In the 2014–15 season, Kaiser was featured for the first two league matches to the season before suffering a thigh injury. After returning to the first team from injury, he then scored his first goal of the season, as well as, setting up two goals, in a 3–1 win over Karlsruher SC on 24 September 2014. In the next match against Fortuna Düsseldorf, Kaiser captained the side for the first time this season, in a 2–2 draw. Following this, he continued to regain his first team place for the rest of the season. Later in the 2014–15 season, Kaiser captained the side in a number of matches in the absence of Daniel Frahn. Despite missing two matches later in the 2014–15 season,

Ahead of the 2015–16 season, Kaiser was given a captaincy following the departure of Daniel Frahn to 1. FC Heidenheim. He started out playing in the central–midfielder at the start of the 2015–16 season following a tactics change. Kaiser then set up a goal for Davie Selke, who scored a header, in a 2–0 win over Eintracht Braunschweig on 15 August 2015. On 4 October 2015, he scored his first goal of the season, in a 3–2 win over 1. FC Nürnberg. His goal against FSV Frankfurt on 13 December 2015 earned him December's Goal of the Month. Under his leadership at RB Leipzig, Kaiser helped the club gain promotion to the Bundesliga after beating Karlsruher SC 2–0 on 8 May 2016. Despite missing four matches in the 2015–16 season,

In the 2016–17 season, Kaiser was the first RB Leipzig to score in the Bundesliga. Kaiser started the season at the first team place, but soon lost his first team and was demoted to the substitute bench.

His first appearance of the 2017–18 season came on 27 August 2017, coming on as a second–half substitute, in a 4–1 win over SC Freiburg. He also made his UEFA Champions League debut, where he played 16 minutes after coming on as a second–half substitute, in a 2–1 loss against Beşiktaş on 6 December 2017. Kaiser, himself, said he wanted to stay at the club until the end of the season.

On 13 May 2018, Kaiser was awarded a testimonial match by RB Leipzig, in honour of him being their longest-serving player after spending six years with the club.

===Brøndby===
On 1 July 2018, Kaiser signed with Danish Superliga club Brøndby on a two-year contract, reuniting with former Leipzig coach, Alexander Zorniger. In his first season at Brøndby, he reached the Danish Cup final in which he scored. The final was, however, lost to Midtjylland on penalties.

On 8 August 2019, Kaiser scored two goals as Brøndby lost 4–2 in the first leg of the UEFA Europa League qualification match against Portuguese club Braga. The first goal was a sensational shot off a clearance from a Brøndby corner.

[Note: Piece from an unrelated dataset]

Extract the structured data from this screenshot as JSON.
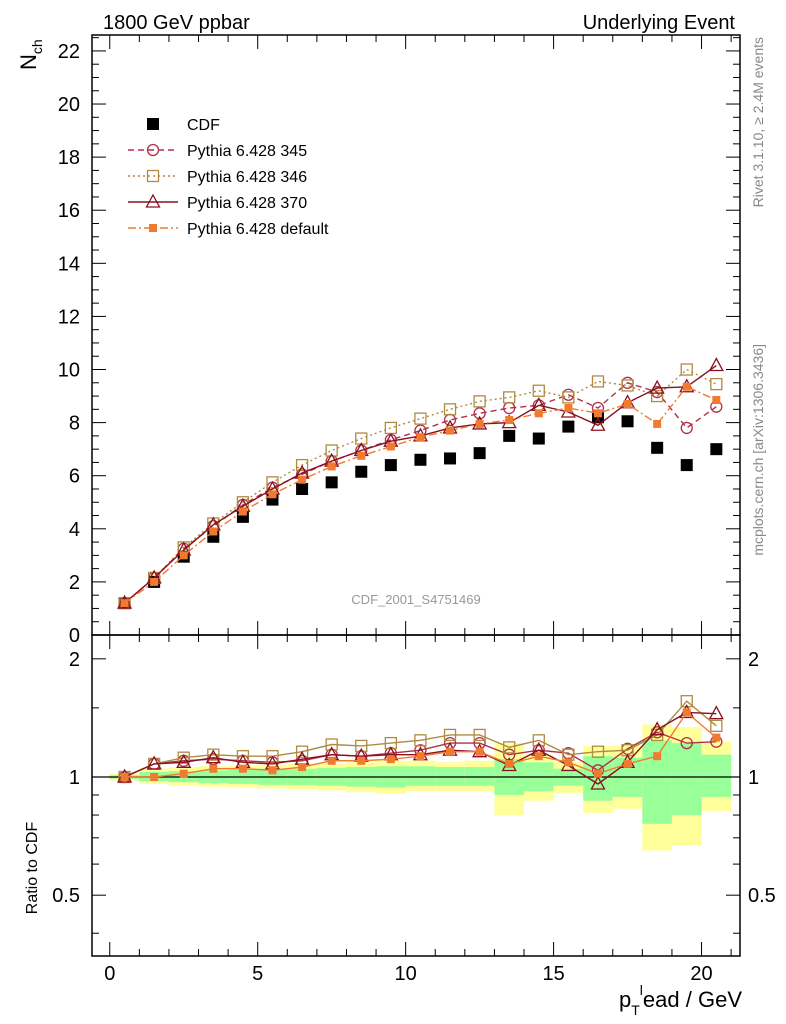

At the start of the 2019–20 season he was selected as Brøndby 'Player of the Month' four times in a row. In October 2019, with Kaiser's contract set to expire in the summer, the club expressed an interest in a contract extension.

===Hannover 96===
On 18 January 2020, Kaiser signed with 2. Bundesliga club Hannover 96, after failing to reach an agreement over a contract extension with Brøndby. He made his debut on 28 January in a 1–0 away loss to SSV Jahn Regensburg, coming on as a substitute for Marc Stendera in the 59th minute. He managed 16 appearances during his first six months at the club, as Hannover ended in 6th place in the league table, well out of competition for promotion.

Before the 2020–21 season, Kaiser was appointed the new team captain of Hannover 96 by head coach Kenan Koçak, succeeding Marvin Bakalorz in that role, as the latter had left for Denizlispor. On 14 September 2020, Kaiser scored his first goal for the club in a 3–2 away win over Würzburger Kickers in the DFB-Pokal after an assist by Marvin Ducksch. His first league goal followed shortly after, on 19 September, in a 2–0 win home at Niedersachsenstadion over Karlsruher SC, again after an assist by Ducksch.

=== Retirement ===
After being a free agent for a couple of months, Kaiser announced in German media, that he would retire from professional football.

After a few months he announced that he would indeed return to the world of football, working in the scouting departement of RB Leipzig, the club where he spent the majority of his career.

==Personal life==
Kaiser has an older brother, Steffen, who works as a doctor in Esslingen.

Outside of football, Kaiser also practices Judo.